Russ Parsons, food writer for the Los Angeles Times, found that the drought has barely affected food prices in aggregate, partially because farmers are still getting such good harvests. In some cases the dry weather is actually improving conditions. There’s a bumper crop of California strawberries, for instance.

Because California has such a good environment for growing food, it also has the systems to support it: refrigerated warehouses, tomato canning factories, and a regular tide of migrant laborers. In the South, people will invest in building those systems if they think they can make money. And they probably will. Because California’s farm economy is massively larger than any other state’s, even a small shift of food production out of California would change the face of farming in the South significantly, Coolong said.

Bowles thinks that, in the long run, irrigated agriculture in California will probably decline.

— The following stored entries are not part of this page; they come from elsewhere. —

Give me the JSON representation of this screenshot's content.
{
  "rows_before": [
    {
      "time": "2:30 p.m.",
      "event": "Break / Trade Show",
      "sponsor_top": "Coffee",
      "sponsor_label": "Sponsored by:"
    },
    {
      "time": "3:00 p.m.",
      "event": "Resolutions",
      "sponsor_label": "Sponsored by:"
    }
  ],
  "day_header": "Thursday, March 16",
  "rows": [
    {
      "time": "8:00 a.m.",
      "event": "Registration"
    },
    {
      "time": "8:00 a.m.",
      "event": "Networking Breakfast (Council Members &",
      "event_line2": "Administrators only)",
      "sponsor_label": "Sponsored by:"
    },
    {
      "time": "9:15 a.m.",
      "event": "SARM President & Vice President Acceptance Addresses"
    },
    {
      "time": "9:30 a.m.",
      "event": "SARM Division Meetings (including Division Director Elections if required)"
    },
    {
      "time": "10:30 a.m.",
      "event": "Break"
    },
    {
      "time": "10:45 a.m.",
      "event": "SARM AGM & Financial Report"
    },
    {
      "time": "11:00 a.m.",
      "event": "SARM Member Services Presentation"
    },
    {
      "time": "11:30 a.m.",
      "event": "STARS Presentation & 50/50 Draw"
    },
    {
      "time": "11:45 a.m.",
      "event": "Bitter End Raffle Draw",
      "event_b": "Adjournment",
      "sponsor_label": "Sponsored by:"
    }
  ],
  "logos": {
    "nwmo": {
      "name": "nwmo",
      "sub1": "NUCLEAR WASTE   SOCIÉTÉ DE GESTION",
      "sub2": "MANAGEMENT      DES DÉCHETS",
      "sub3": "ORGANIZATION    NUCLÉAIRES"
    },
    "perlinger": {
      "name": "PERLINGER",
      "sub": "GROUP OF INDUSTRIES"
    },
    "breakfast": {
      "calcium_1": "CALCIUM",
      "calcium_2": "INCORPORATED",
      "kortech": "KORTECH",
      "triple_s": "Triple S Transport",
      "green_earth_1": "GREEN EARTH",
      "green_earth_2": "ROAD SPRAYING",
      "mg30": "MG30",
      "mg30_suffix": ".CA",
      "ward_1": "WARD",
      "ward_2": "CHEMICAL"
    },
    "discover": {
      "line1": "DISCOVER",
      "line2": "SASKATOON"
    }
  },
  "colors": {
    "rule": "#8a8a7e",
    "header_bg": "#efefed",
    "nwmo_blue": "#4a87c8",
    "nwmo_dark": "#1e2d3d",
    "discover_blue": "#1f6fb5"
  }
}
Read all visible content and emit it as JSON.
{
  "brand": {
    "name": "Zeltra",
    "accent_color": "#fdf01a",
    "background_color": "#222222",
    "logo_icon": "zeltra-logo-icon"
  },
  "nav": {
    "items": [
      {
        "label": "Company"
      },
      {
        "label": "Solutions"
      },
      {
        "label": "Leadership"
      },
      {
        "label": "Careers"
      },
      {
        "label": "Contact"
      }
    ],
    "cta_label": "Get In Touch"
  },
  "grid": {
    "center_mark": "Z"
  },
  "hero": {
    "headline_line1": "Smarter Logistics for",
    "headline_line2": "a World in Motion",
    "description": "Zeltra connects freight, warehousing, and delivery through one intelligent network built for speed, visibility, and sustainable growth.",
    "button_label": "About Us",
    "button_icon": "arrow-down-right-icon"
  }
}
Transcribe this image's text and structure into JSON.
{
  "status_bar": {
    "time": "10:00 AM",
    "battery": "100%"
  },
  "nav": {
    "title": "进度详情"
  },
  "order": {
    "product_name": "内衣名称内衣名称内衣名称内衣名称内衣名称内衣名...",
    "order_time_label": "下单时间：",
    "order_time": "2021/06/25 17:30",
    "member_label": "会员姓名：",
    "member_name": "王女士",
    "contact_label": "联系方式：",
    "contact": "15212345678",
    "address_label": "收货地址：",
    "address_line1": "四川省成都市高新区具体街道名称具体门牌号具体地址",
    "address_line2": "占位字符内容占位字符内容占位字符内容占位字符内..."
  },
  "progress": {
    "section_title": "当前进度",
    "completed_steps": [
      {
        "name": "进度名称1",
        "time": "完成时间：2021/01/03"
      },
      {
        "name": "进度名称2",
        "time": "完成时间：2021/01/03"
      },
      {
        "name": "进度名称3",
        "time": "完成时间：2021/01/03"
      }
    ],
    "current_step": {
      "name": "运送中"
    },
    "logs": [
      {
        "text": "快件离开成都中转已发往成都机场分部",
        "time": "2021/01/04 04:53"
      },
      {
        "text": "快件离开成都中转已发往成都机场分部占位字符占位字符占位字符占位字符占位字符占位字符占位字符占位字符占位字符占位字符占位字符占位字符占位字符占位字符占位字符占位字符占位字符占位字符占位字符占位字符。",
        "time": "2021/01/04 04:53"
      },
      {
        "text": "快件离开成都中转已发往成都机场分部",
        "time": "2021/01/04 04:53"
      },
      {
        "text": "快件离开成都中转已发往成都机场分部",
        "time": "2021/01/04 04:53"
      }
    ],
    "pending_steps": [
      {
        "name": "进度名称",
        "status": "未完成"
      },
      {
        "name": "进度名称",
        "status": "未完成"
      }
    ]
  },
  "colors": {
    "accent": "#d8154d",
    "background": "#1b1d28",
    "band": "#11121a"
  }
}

But, he said, be careful what you wish for: “We have by far the strictest standards for labor protections, pesticide use, pollution.” A shift out of California would mean less competition for water, but it could also mean the food had a heavier environmental footprint.

If California does scale back its farming, most people probably won’t notice. “It would be super painful for the very rich and the very poor,” Bowles said. In other words, big farmers like him may lose money. And communities of agricultural laborers will suffer — that’s already begun.

California isn’t fighting for the last drops, but the drought is a real crisis. And according to Bowles, that’s not necessarily a bad thing. He was a friend of Marc Reisner, author of Cadillac Desert, a popular history of water struggles in California. “Marc always used to say, ‘Nobody every talks sensibly about water in California until there’s a drought’,” Bowles said.

And there’s no shortage of issues that require sensible talk. California water districts are currently hammering out plans to regulate groundwater use. The state’s markets for buying and selling water are tangled in red tape. And, as temperatures rise, we’ll need to figure out new ways of storing the water that used to sit in the snowpack. Californians need to be forced to work out these problems if they are going to find a future that doesn’t suck. The state isn’t imperiled by the drought; it needs the drought.